An ambulance isn’t smart, not where we live anyway. What is smart is if I put him in the backseat of the truck and drive him to the hospital myself. I will get there that much faster.
On the windy back roads, I reach out behind me, only one hand on the wheel. I make sure he’s not going to slide off the seat and onto the floor, I am driving so fast. I drive fast past the Bunny Hutch preschool, even though there are signs everywhere telling me to slow down, telling me there are children at play.

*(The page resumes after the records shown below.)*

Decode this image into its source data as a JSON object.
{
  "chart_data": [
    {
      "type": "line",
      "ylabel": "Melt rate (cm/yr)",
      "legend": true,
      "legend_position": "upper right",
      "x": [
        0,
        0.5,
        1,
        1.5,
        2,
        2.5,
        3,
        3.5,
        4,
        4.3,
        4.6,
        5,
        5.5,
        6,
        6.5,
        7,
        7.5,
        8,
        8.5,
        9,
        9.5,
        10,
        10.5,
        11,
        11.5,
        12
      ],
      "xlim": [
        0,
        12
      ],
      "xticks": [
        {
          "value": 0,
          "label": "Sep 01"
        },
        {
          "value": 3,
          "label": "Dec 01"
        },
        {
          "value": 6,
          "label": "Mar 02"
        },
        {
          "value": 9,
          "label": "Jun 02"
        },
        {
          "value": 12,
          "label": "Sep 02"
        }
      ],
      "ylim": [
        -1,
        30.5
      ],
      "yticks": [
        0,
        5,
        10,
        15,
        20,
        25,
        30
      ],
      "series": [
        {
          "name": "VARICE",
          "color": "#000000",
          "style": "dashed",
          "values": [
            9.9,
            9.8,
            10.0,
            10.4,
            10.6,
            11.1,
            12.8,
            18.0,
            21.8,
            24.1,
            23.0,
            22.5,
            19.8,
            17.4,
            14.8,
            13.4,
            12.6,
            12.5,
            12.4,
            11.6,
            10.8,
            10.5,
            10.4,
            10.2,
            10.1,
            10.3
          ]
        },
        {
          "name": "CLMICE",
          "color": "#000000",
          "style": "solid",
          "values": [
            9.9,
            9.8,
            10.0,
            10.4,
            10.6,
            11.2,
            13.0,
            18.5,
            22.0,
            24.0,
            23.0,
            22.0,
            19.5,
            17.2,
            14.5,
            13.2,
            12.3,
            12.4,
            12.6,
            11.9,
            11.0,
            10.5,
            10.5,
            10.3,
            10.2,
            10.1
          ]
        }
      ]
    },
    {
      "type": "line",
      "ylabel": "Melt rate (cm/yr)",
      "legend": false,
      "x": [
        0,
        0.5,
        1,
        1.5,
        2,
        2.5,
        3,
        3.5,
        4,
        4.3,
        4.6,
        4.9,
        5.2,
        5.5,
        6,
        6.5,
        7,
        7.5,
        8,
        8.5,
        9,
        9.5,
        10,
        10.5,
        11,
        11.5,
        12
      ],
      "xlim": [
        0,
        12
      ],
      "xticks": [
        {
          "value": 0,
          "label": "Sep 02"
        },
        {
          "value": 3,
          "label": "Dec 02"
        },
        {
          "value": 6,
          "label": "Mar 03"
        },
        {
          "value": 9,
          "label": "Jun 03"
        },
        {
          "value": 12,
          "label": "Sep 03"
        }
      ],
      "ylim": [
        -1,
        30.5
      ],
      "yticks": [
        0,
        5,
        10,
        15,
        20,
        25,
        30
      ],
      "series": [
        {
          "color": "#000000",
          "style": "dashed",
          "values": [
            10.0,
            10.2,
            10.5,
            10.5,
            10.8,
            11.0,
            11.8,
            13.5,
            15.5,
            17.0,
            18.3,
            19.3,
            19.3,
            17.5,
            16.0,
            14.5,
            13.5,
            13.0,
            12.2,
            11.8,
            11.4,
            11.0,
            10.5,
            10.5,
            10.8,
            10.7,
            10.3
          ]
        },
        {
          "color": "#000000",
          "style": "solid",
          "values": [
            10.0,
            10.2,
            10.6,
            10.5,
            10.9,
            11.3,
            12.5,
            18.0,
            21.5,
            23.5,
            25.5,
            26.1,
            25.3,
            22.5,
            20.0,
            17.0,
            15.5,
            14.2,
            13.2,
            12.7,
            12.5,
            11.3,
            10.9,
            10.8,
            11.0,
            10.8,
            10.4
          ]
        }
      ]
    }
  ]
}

RESULT: My son is being cut out of his camouflage clothes by nurses and I’m standing beside him, my canvas straps from my tree stand safety harness dangling on the hospital floor. I have not had time to take it off, and if I did, I do not know where I would put it. There are no hooks on the wall for coats, nor for the safety harness of a deer-hunting tree stand. He is scanned and there is no sign of brain damage. And a coma, the doctor says, can be, and he knew it sounded strange, not such a serious thing. The body has the opportunity to rest, the doctor says, and on the Glasgow scale, he’s scoring high, the doctor says. His chances are good. Ah, the Glasgow scale, I say and look at my son. His face appears pale and yellow, and I wonder if the yellow fallen leaf that had lain on his cheek had somehow left some of its yellow color on his skin, and what comes to mind is the way my girls have played with dandelion flowers, rubbing them on their cheeks because they said the yellow dust was like their mother’s blush.

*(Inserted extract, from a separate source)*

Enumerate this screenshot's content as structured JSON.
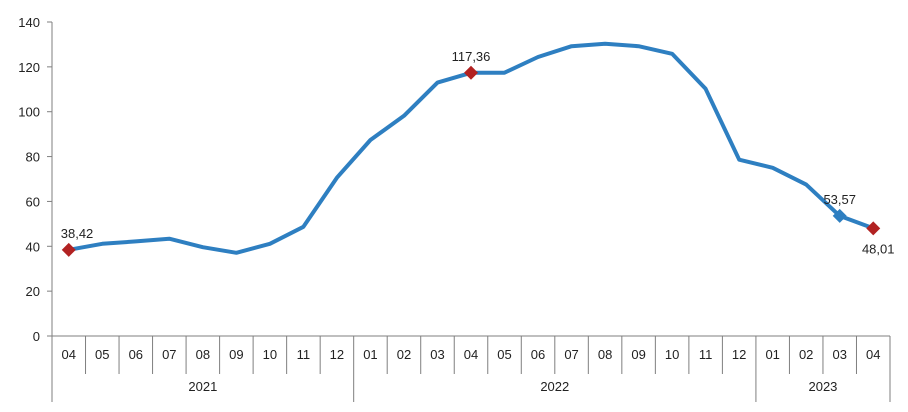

The gunshot is taken out while I sit in the waiting room, head in my hands, thinking of calling my Jen, then thinking to wait until I know more, until maybe he wakes up from his coma and I can tell her how he’s better now, how he was unconscious, but that’s over. I look up. People walk by, a few men in camo. Is one of them the hunter? I think. I feel the blood rush to my face. Is one of them the one who mistook my son for a bird? Has he come to inquire about my son? Has he come to tell me he’s sorry? But these men have not just come from hunting. They are only wearing fashionable camo-patterned pants that are more the weight of jeans than the heavy cloth of real hunting pants that are double-lined and meant to walk through sharp briar and meddlesome branches of pine. The men are wearing sneakers and short sleeves and in the brief moment they walk by me I can smell cigarette smoke on them. They have come from someplace inside and not from the woods. The man who shot my son is not here. The man who shot my son is probably home by now, removing his boots, the dirt from my land falling from the soles to his mudroom floor, his wife inquiring about his luck with game bird. The man who shot my son probably just up the road from where I live and too afraid to come to my door and tell me what he’s done.